Surely, it’s only a matter of time until the first high-profile case hits the media?

The Times Amazon Mock-Up

At present, websites offering full interactivity for those with disabilites are rare.

The UK Disability Discrimation Act (DDA) 2005 offers only a vague statement regarding the obligations of website owners, but it’s general stance, that anyone with a disability should never be excluded, still stands strong.

It’s by no means an easy job, catering for many possibilities, such as:

  • Complete Blindness
  • Colour Blindness
  • General Poor Vision
  • Tremors/Shakes in the hands or arms
  • Hearing Impairments
  • Seizures caused by strobing/flash effects
  • Learning Difficulties e.g. dyslexia

Each of the above represents a unqiue set of challenges for web designers, web developers and online marketers.
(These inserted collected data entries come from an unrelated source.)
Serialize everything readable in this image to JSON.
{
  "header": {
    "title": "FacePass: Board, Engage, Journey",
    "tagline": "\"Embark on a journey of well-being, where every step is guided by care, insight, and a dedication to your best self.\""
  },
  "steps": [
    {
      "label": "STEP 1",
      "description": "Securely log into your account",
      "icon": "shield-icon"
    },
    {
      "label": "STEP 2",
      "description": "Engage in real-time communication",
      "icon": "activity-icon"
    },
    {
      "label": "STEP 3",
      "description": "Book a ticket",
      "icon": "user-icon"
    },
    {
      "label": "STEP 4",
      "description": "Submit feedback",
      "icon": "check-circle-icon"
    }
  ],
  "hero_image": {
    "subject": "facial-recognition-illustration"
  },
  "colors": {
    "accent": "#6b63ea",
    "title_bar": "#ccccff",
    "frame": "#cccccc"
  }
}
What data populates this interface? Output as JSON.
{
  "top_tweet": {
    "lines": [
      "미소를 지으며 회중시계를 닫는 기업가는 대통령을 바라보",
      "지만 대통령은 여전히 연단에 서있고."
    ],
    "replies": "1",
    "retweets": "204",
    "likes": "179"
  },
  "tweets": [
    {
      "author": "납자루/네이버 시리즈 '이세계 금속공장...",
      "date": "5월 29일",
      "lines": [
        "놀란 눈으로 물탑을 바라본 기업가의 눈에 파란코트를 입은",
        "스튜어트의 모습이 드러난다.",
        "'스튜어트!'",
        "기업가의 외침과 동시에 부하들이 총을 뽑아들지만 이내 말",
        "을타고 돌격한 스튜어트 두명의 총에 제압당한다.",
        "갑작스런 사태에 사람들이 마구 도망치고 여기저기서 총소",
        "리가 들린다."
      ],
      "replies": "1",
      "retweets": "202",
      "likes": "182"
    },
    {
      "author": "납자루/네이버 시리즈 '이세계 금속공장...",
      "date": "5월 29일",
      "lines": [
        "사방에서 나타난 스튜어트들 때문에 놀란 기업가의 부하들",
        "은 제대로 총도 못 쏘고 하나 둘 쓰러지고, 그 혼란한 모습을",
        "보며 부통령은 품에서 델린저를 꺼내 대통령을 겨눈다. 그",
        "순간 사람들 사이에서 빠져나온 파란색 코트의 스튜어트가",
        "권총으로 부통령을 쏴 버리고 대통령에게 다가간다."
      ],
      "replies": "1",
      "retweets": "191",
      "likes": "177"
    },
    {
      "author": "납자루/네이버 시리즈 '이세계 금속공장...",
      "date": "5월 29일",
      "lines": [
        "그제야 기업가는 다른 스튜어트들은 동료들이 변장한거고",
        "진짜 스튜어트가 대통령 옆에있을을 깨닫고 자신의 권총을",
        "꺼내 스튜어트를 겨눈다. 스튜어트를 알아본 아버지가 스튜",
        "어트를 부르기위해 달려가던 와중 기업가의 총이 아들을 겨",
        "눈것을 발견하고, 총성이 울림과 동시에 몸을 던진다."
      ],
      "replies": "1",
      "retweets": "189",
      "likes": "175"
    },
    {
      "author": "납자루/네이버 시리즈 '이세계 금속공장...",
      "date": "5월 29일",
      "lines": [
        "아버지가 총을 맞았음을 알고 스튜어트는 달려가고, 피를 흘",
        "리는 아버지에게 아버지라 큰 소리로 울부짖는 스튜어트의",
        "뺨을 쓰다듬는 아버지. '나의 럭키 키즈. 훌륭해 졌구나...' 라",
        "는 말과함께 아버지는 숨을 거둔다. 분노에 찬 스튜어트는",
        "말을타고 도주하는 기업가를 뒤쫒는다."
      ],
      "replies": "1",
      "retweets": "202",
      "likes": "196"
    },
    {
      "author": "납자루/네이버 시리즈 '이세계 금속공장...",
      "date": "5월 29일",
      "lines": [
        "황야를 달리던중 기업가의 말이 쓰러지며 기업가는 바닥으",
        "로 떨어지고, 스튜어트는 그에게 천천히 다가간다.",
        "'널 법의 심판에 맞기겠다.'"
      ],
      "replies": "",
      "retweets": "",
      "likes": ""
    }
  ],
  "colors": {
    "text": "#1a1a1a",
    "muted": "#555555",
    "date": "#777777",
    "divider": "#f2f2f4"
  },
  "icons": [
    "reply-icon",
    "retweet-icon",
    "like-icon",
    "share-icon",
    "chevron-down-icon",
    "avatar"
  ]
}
There are several organisations that have issued detailed guidelines on web accessibility, but as yet, none have been inforced. W3C guidelines and specifications (in particular WCAG) are highly regarded as are the PAS 78 guidelines issued in 2006 by the Disablity Rights Commission.

It’s a hard expense for a business owner to justify if their industry has an extremely low percentage of disabled customers. But once the first high-profile legal case against a website is actioned, the flood gates will no doubt open?